How many teachers out there have material that they give only to some students...or continue to teach individually in a standardized system. Afterall we teach a style and we teach indivdual people, where doi we balance this? this was brought up by sk101 in anohter thread and i thought it might desreve a discussion of its own.
respectfully,
Marlon
Depends on the perspective you've chosen to teach from. I have a set minimum standard everyone must achieve, those who are exceptional excel to more difficult material at a more efficient pace.
SL4 has a very high minimum standard of execution - which is why not just anybody gets accepted to train there. Doc picks and chooses (as is the right of any head of a school, really) his students because what he teaches isn't for everyone. (It could be used by everyone, but it requires a real deep gut check and examination of what you think you already know. Not everyone will do that.)
I'm not quite as strict as Doc is, but then again teaching out of my back yard and my garage I don't have to worry about any overhead whatsoever, so I have literally as much time as someone wants to spend till they meet my standards. I have one middle aged woman who started when she was 48, it took her a year to get to her first promotion, and another six months for her next...but things are starting to click for her and it's now physically evident in how she moves.

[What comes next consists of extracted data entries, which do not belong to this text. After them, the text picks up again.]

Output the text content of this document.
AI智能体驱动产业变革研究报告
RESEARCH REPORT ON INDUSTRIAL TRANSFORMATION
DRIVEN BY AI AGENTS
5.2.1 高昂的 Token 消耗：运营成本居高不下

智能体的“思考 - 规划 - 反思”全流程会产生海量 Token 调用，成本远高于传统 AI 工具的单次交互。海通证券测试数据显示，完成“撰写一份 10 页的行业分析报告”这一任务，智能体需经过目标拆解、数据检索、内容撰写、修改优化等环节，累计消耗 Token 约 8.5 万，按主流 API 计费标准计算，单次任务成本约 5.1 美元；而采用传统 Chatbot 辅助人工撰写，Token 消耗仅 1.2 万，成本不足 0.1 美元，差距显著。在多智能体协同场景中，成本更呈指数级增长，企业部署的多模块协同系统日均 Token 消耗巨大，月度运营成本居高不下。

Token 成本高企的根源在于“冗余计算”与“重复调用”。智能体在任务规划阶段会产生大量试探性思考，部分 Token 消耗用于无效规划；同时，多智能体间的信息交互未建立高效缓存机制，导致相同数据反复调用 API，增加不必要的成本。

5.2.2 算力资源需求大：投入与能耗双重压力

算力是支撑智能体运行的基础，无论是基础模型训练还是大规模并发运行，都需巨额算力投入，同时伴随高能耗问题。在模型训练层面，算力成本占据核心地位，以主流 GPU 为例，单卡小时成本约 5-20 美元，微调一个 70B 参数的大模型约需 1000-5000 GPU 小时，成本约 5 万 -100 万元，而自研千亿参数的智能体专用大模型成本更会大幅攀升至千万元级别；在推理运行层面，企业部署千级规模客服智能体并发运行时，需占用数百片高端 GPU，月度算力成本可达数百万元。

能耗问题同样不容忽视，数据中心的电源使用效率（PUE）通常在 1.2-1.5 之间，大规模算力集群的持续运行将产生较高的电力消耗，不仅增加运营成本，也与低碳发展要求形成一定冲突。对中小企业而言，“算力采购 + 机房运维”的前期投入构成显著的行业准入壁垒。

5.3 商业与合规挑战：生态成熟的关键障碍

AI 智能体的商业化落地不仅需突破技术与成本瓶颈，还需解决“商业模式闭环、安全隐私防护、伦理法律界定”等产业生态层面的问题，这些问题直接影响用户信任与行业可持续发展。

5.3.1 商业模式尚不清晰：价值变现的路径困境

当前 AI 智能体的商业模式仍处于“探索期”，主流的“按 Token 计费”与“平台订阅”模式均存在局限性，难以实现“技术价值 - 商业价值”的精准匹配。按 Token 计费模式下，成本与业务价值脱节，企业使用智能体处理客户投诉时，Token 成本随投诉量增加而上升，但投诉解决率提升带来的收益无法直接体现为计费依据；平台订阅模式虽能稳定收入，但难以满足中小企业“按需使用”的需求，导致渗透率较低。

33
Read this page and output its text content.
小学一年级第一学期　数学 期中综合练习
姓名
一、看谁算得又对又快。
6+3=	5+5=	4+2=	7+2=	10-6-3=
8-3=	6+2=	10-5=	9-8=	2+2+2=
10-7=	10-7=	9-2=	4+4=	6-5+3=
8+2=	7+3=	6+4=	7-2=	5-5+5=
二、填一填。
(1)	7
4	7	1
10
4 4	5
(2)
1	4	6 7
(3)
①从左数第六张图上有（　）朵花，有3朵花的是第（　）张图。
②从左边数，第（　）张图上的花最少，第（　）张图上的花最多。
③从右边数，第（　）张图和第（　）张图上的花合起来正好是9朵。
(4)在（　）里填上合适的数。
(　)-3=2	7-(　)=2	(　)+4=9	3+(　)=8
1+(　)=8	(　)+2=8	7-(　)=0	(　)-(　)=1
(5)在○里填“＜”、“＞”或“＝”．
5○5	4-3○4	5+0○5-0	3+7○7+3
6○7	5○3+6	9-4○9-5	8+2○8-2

I won't compromise the minimum standard levels - I've seen way too many people "tailor" themselves and their students right out of the principles and concepts they're trying to utilize. Everything is designed to teach or reinforce some particular concept or principle. There are built in redundancies into the training setup for just about all systems to account for approaches that just don't make sense to some people. That doesn't mean you don't teach X to person Y because they don't get it. It means you need to approach X from multiple scenarios and training structures to ensure they understand the underlying principles and concepts. There's a huge difference between tailoring the material to fit the student, and tailoring the teaching approach to the same concepts. The first is more often than not bass ackwards, and introduces scenarios where we've all seen people wail away in the air, and you ask them what that was for, and they say well, it was X, Y, Z....so they made up something that looks really cool in the air, and then tried to fit an attack to the defense. Doc clued me in a while back to a far better strategy - define the attack - then teach the principles and methods to deal with that attack. That way you'll build the mental and physical responses that can deal with attack X and variations X1, X2, and X3.
Human anatomy isn't really that different from person to person, and in the end - compliance to human anatomy works every time - pain compliance and simplistic pressure points are contingent upon everyone's tolerance levels.
So ... the simple answer to the question I've got is - I teach everyone the same material - but certain students require different approaches to learning the concepts and principles contained therein.